Ha & Eck (2017) | A Neural Representation of Sketch Drawings (sketch-rnn)

Ha and Eck used the drawings collected from users of Google’s “Quick, Draw!” game to train a Sequence-to-Sequence Variational Autoencoder (VAE) on the sketches. The sketches are represented as simple sequence of straight-line strokes (polylines) and do not use the SVG format. The VAE consists of encoder and decoder. The encoder is a bidirectional RNN. The decoder is an autoregressive RNN that samples output sketches conditional on a given latent vector.

sketchrnn paper

Fig. 27 Screenshot of the sketchrnn paper

Use cases

The trained model allows for a range of simple use cases:

  • Conditional reconstruction

  • Latent Space Interpolation, i.e. generate drawings between two encoded latent vectors

  • Sketch drawing analogies, i.e. latent vector arithmetic, e.g. \(\text{cat head} + (\text{complete pig} - \text{pig head}) = \text{complete cat}\)

  • Predicting different endings of incomplete sketchs / sketch auto-complete

Latent Space Interpolation

sketchrnn Latent Space Interpolation

Fig. 28 Screenshot of Latent Space Interpolation from the sketchrnn paper

The trained model allows for a latent space interpolation, as shown in the figure above. However, the interpolation may not result in a visual that is semantically meaningful if the latent space positions correspond to different concepts.

However, if the latent space positions correspond to the same concept, the linear interpolation allows for the generation of interesting and useful results, as shown below in case of the interpolation between four reproduced sketches of a human head / face.

The bottom row shows the four (reproduced) sketches that were used as starting points for the linear interpolation.

sketchrnn Latent Space Interpolation - starting points- Heads

Fig. 29 Screenshot of Latent Space Interpolation from the sketchrnn paper;

You can find them again in the four corners of the image below.

sketchrnn Latent Space Interpolation - Heads

Fig. 30 Screenshot of Latent Space Interpolation from the sketchrnn paper;

Latent vector arithmetics (analogies)

sketchrnn Latent Space Interpolation

Fig. 31 Screenshot of Latent Space Interpolation from the sketchrnn paper

Similar to the famous NLP example of king/queen and male/female vectors, it was possible to perform basic arithmetics in embedding space, as shown in the figure above.

Data representation

Sketches are represented as a sequence of pen stroke actions. Each sketch consists of a list of “points”. Each point is then represented by a 5-dimensional feature vector: \((\Delta x, \Delta y, p_1, p_2, p_3)\). The parameters \(p_1\) to \(p_3\) are a binary one-hot encoding of three possible states of the “pen”.
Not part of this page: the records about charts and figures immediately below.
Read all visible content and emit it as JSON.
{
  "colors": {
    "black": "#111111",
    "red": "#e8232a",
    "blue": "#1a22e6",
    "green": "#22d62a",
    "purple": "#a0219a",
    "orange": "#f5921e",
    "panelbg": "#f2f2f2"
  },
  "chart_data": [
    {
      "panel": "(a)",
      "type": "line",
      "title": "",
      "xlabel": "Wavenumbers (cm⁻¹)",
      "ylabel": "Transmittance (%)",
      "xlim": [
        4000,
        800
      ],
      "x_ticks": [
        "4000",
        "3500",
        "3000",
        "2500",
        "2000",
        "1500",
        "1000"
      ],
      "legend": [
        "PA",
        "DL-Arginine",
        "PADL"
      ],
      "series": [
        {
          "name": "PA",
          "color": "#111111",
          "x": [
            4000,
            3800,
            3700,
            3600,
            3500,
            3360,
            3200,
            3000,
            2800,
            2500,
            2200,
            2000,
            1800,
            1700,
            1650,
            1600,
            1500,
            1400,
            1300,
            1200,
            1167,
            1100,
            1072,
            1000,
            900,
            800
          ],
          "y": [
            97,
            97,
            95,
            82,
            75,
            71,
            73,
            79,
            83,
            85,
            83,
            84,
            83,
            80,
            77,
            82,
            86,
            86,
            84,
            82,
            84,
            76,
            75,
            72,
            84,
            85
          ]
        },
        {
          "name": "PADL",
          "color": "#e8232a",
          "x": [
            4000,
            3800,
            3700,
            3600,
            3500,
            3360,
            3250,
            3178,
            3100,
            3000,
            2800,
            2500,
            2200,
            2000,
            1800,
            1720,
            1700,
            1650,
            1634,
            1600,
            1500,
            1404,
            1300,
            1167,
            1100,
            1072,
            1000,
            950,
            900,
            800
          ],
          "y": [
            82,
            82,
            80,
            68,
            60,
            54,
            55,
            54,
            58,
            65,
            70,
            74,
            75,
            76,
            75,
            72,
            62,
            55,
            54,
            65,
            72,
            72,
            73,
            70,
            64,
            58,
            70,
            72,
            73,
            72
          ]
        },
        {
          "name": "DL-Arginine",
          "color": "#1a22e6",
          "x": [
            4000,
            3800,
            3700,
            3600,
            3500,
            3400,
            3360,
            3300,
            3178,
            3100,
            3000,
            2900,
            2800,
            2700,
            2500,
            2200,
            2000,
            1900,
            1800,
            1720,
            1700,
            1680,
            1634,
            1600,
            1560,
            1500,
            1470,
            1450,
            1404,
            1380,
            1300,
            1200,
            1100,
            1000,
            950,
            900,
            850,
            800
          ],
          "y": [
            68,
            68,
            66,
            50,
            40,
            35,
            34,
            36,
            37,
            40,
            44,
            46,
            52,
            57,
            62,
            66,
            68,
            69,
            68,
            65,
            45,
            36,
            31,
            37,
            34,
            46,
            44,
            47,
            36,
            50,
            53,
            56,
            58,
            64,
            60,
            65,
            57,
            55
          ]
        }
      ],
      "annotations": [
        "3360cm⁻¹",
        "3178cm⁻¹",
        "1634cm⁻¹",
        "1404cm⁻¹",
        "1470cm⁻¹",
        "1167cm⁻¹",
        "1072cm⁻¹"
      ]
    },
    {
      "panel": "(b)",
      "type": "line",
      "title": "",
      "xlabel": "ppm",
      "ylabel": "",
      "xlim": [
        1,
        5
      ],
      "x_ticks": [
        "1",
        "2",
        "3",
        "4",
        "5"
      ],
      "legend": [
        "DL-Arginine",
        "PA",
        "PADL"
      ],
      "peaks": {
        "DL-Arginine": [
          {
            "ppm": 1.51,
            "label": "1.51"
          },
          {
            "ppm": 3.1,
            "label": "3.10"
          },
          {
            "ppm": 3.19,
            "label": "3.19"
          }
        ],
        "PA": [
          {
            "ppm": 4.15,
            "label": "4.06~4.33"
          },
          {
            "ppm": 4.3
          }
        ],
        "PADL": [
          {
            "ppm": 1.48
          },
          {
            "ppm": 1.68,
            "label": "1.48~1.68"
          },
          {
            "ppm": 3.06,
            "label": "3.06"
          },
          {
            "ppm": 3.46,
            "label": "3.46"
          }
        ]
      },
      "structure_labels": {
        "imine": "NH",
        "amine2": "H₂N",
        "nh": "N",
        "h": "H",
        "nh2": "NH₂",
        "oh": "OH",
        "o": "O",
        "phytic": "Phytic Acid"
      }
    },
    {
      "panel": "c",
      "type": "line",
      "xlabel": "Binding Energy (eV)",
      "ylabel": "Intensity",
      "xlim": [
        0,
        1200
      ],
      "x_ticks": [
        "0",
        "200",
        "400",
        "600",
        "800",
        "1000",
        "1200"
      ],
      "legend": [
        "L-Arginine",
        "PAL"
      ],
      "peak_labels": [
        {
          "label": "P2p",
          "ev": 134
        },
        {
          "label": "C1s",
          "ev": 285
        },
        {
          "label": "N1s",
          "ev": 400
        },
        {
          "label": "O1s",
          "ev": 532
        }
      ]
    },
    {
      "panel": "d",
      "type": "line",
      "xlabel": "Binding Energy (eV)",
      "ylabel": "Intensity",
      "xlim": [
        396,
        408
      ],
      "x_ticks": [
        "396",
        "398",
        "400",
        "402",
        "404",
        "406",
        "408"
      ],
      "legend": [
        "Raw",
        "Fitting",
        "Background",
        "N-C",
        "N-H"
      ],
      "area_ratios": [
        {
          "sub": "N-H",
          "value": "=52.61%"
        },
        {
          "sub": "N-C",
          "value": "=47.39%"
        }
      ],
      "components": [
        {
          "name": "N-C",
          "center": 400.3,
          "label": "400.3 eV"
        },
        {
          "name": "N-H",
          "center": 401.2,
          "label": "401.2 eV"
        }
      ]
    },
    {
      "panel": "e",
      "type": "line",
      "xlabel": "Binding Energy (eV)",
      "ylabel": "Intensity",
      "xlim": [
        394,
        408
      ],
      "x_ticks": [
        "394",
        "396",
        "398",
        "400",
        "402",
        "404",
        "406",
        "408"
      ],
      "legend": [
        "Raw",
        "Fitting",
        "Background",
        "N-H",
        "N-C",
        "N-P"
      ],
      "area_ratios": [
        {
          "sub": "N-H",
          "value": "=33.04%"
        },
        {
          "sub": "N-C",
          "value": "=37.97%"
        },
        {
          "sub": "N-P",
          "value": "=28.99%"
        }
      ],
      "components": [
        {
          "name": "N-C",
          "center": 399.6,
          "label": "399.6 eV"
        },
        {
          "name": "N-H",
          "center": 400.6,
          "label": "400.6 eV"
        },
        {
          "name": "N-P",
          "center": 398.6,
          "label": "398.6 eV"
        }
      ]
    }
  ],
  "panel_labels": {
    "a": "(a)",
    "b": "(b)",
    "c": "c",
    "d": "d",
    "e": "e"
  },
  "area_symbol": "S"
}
  1. \(\Delta\) x – the offset distance in the x direction

  2. \(\Delta\) y – the offset distance in the y direction

  3. \(p_1\) – pen is currently touching the paper and line will be drawn connecting the next point with the current point (1) or not (0)

  4. \(p_2\) – pen will be lifted from the paper after the current point and no line will be drawn next (1) or not (0)

  5. \(p_3\) – drawing has ended and subsequent points (incl. the current one) will not be rendered (1) or not(0)

The initial absolute coordinate of the drawing is assumed to be located at the origin (0, 0).

Limitations of the data representation

Using this data representation, a sketch can only consist of a sequence of straight lines. However, the sample rate at which the mouse cursor position is obtained allows for curves and circles.

Overall limitations:

  • Each drawing consists of a sequence of straight lines.

  • No abstract shapes, like circles, rectangles

  • No curves (like Bézier curves) or circle segments

Model architecture of “sketch-rnn”

The overall model is a Sequence-to-Sequence Variational Autoencoder (VAE).

Encoder (from input to latent vector)

The encoder is a bidirectional RNN that takes a sketch as an input, and outputs a latent vector. Since the RNN is bidirectional it if fed the sketch sequence in normal as well as in reversed order. Two encoding RNNs make up the bidirectional RNN and two final hidden states are obtained. Both concatenated form the overall hidden state.

Decoder (from latent vector to output)

Our decoder is an autoregressive RNN that samples output sketches conditional on a given latent vector.